The Valdosta Daily Times
Ornithologists across the eastern United States are seeking assistance from the public to find a missing whooping crane that disappeared from tracking data in the Hahira area in mid-December.
The Whooping Crane Eastern Partnership is requesting any information on the missing bird, catalogued under the number 3-07, which could be either dead or alive. The bird, a five-year-old male, bears a specific pattern of identification bands on its legs—a red band above green on its left leg, and red above green above white on its right.
Citizens who find the bird or its carcass are asked to not interfere with the bird or its remains, and to immediately report the sighting to either Davin Lopez (608) 266-0837, Billy Brooks (904) 731-3136, or Eva Szyszkoski (608) 477-0270. Reports of sightings can also be made online at www.fws.gov/midwest/whoopingcrane/sightings/sightingform.cfm.
Whooping cranes migrate from the northern U.S. to the south for winter each year, and often return to their same wintering grounds. It is unlikely that a single bird would go astray on its own, as they tend to flock together, according to Operation Migration spokesperson Liz Condie, but it is possible.
“It could have decided to go off somewhere, or it could have been predated,” Condie said. “It could have fallen ill and died. Without finding the bird alive or its carcass, there's no way of knowing what happened.”
Information about the bird, if it is found dead, is valuable to whooping crane preservation societies as they can identify key issues in the health of the population through the circumstances of bird deaths.
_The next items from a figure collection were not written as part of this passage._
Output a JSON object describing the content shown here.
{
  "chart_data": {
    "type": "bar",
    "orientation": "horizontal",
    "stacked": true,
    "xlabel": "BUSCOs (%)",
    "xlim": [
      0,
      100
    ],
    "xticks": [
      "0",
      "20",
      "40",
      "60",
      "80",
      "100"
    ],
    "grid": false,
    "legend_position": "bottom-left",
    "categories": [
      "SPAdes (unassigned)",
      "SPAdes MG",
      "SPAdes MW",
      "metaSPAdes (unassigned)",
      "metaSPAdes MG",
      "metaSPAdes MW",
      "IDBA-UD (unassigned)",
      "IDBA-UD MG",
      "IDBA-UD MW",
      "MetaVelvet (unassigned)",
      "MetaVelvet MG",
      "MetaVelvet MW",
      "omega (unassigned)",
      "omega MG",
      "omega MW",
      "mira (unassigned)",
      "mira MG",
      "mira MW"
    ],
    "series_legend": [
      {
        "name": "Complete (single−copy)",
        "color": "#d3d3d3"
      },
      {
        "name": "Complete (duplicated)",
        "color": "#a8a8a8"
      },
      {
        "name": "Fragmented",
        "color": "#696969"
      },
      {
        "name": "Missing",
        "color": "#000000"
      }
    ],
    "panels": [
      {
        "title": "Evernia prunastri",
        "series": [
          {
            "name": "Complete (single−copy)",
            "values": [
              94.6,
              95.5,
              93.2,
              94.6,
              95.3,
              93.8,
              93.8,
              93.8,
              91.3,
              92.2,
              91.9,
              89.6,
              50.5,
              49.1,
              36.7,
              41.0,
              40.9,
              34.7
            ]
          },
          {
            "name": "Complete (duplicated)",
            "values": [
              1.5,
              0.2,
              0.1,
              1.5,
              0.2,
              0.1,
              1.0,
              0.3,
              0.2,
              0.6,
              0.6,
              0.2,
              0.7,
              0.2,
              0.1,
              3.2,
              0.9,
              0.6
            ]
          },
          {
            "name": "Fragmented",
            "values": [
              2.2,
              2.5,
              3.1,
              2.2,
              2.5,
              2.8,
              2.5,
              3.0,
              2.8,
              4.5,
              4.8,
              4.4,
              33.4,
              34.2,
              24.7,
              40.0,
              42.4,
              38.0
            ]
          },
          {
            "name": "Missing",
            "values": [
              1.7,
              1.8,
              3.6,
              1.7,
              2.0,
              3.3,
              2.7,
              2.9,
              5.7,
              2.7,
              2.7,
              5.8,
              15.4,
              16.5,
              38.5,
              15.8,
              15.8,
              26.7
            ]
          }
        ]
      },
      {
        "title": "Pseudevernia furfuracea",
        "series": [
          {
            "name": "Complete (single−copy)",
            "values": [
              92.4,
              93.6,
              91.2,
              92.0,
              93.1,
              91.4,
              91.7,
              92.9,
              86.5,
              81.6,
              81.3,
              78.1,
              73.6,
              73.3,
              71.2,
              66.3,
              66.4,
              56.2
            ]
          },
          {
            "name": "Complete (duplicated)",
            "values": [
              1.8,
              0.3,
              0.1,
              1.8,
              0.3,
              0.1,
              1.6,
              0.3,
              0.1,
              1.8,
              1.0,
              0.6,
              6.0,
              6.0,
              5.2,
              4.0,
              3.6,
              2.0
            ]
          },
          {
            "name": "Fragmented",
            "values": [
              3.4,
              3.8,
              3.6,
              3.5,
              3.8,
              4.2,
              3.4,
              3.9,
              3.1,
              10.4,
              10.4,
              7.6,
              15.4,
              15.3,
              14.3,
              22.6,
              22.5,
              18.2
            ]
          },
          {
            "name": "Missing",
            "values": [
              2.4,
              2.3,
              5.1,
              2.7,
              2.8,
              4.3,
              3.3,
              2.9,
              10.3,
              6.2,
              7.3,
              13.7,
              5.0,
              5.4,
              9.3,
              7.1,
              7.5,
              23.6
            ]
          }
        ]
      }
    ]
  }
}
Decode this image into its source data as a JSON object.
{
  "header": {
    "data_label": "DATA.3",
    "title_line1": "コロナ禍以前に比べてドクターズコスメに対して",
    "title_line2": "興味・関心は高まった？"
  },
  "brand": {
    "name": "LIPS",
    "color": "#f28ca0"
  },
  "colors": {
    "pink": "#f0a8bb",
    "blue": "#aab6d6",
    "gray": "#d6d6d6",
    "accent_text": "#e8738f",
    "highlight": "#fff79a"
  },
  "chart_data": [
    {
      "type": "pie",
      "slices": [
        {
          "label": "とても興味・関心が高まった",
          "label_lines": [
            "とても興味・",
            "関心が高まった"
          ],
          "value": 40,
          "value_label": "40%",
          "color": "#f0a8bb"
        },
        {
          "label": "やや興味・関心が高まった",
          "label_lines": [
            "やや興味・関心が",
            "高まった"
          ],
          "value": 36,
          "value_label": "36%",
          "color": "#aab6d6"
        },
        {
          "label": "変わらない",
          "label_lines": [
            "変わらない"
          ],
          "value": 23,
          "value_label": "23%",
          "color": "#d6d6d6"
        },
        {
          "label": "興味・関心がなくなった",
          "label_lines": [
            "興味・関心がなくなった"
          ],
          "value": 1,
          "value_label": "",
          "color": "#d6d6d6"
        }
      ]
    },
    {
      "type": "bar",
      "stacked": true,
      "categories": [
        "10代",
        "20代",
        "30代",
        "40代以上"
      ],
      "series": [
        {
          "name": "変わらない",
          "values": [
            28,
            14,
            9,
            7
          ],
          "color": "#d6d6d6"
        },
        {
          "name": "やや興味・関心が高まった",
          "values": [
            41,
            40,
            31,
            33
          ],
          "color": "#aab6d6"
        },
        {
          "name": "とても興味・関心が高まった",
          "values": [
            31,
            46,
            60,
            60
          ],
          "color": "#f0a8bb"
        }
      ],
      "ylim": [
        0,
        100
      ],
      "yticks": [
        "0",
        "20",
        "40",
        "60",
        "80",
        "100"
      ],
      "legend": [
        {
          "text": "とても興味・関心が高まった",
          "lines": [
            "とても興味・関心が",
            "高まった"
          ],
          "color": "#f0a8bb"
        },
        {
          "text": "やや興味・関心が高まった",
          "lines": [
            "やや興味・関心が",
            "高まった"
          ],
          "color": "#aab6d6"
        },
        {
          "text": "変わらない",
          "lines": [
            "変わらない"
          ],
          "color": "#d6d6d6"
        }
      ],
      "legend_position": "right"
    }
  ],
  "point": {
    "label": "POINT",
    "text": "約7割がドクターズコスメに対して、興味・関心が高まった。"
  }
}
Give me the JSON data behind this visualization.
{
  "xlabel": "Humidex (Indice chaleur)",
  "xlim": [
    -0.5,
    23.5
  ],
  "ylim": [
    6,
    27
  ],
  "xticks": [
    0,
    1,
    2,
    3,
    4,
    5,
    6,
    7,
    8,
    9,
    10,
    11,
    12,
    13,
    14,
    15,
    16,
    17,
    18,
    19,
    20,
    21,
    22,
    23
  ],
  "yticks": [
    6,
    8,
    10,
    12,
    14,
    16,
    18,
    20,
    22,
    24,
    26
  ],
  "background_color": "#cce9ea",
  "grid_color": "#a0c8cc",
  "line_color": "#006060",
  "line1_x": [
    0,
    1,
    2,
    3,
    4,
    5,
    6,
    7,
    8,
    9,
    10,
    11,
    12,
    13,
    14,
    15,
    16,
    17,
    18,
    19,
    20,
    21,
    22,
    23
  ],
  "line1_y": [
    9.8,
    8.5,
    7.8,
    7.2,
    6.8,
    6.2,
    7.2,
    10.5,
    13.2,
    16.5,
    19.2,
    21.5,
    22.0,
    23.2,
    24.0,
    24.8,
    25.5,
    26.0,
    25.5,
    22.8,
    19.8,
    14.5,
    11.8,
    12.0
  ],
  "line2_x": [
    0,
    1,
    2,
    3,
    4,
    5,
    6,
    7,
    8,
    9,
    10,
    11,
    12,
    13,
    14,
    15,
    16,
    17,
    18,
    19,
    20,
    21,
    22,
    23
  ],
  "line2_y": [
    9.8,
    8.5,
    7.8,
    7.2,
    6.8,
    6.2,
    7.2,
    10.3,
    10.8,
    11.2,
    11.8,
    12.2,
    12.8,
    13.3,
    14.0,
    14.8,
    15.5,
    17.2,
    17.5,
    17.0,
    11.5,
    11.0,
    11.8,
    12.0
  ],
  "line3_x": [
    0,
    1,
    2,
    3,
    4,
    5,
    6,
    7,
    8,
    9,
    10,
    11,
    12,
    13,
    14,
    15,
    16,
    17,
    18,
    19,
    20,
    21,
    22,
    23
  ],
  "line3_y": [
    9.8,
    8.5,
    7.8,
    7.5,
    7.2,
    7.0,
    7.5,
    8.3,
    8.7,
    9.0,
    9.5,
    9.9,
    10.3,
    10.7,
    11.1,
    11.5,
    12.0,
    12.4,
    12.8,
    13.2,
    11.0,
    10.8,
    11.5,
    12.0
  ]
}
If the bird fell to a predator, the carcass can identify which one; if the bird fell ill, a necropsy can identify the disease or parasite that caused the illness.
"If you have three or four birds who hang out together, likely the physical condition of one bird would be representative of its fellow travelers," Condie said. "The information on whooping cranes in the wild isn't a huge body of work; the more information we collect, the better."
Whooping cranes were driven to near extinction in the 1940s, and efforts to restore the U.S. population have brought numbers to about 600 birds, 450 of them wild. About 114 cranes exist in the eastern migratory population tracked by the WCEP.
The health of this bird population is not only an issue of good environmental stewardship, it is also imperative to the health of the environment in our region, according to Condie.
"If you pull one string on the tapestry, the whole picture starts to fall apart," Condie said. "Whooping cranes are a keystone species. Hundreds of other species rely on their well-being. Some would say, 'Oh, big deal,' but in nature, it is a big deal."
As is the case with the introduction of non-native species such as ladybugs to control aphids or pythons in the Everglades that have grown out of control, the complete loss of the cranes could upset the balance of the eastern U.S., leading to unpredictable consequences.
"Every time we impact nature, there's a cause and effect, and the effect is rarely ever a good one," Condie said.
In addition to their environmental value, the whooping crane is an impressive and majestic bird that would be a shame to lose, Condie said. The birds are about five feet tall with a wingspan extending between 7.5 and 8 feet, and sport snow-white plumage with a red patch on their heads. The cranes are the tallest bird in North America.